Imagine you’re teaching your club about ways to get to the other side of the opponent’s blade. You start with a simple constraint based exercise – one person extends, the other person takes the blade with a nice overbind out to one side, then the first person has to find a way to hit. Then you do a variety of games based on going under and around to the other side, like Falling Upon. You’ll probably see most people doing quite nice disengages (under the hilt) pretty quickly, so time to move onto and teach the coupé (over the point) as well. But then you run into a problem – you’re doing new games that allow fencers to go under or over the blade, but everyone is still just going under it.
This is an example of the phenomenon I call “attractor stability”, after motor learning research into gait patterns. The classic example is the transition between walking and running1: when you put someone on a treadmill and slowly increase the speed, they will first tend to use a “walking” gait.

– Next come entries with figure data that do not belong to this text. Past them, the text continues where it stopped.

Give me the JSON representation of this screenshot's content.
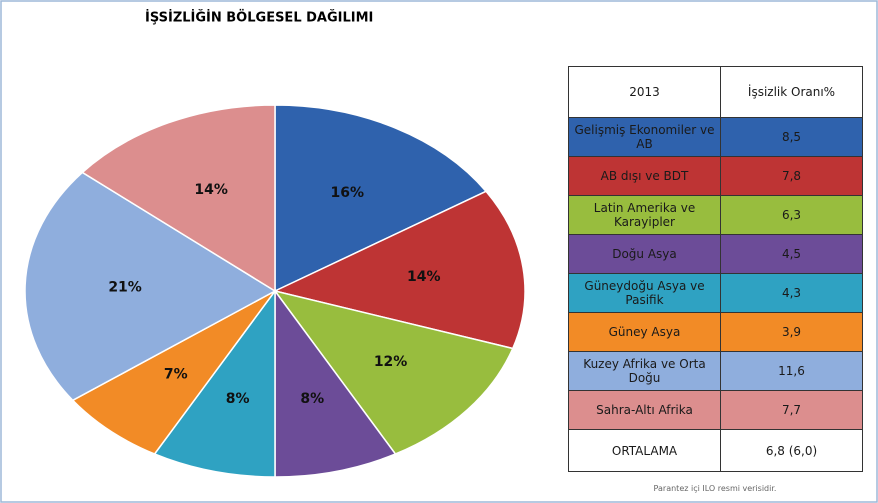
{
  "chart_data": {
    "type": "pie",
    "title": "İŞSİZLİĞİN BÖLGESEL DAĞILIMI",
    "categories": [
      "Gelişmiş Ekonomiler ve AB",
      "AB dışı ve BDT",
      "Latin Amerika ve Karayipler",
      "Doğu Asya",
      "Güneydoğu Asya ve Pasifik",
      "Güney Asya",
      "Kuzey Afrika ve Orta Doğu",
      "Sahra-Altı Afrika"
    ],
    "values": [
      16,
      14,
      12,
      8,
      8,
      7,
      21,
      14
    ],
    "value_labels": [
      "16%",
      "14%",
      "12%",
      "8%",
      "8%",
      "7%",
      "21%",
      "14%"
    ],
    "colors": [
      "#2f62ad",
      "#be3434",
      "#98bd3e",
      "#6c4c98",
      "#2fa2c2",
      "#f28b26",
      "#8faedd",
      "#dc8e8e"
    ]
  },
  "table": {
    "header": [
      "2013",
      "İşsizlik Oranı%"
    ],
    "rates": [
      "8,5",
      "7,8",
      "6,3",
      "4,5",
      "4,3",
      "3,9",
      "11,6",
      "7,7"
    ],
    "average_label": "ORTALAMA",
    "average_value": "6,8 (6,0)",
    "note": "Parantez içi ILO resmi verisidir."
  }
}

Then as the speed continues to increase, there will be some critical speed S1 where they transition to “running”. These are the two main attractors for human bipedal locomotion. But when you reduce the speed again after they’ve transitioned to running, there is a second critical speed S2 where they transition back to walking – and S2 is slower than S1. This means that there’s a middle zone of speeds where both gait patterns are viable, and the gait that a person adopts will generally depend on whether they reach that speed by speeding up from comfortable walking, or slowing down from comfortable running.
This phenomenon is seen in many fields: physics calls it “hysteresis” and uses it to refer to systems where there is a lag between input and output2. In the social sciences, a similar concept is “path dependence”, referring to how the way in which a situation was reached can constrain the types of actions people take in that situation. In fencing we can see it when people find an initial movement solution and then continue to use variations of it as they encounter new problems, often pushing beyond the point when a completely new motor pattern would be better. This is a major part of the local maximum problem Nathan outlines in his article When Games Go Wrong.
Having understood the problem, we can look back at the running example to get an idea of a viable solution: instead of creating new problems to which the previous solution is still somewhat possible, we create new problems where the previous solution is entirely impossible. Then they are forced to adapt by finding a new motor pattern. Once you’ve done this, you can move back to the “middle ground” exercises that admit either motor pattern as a solution.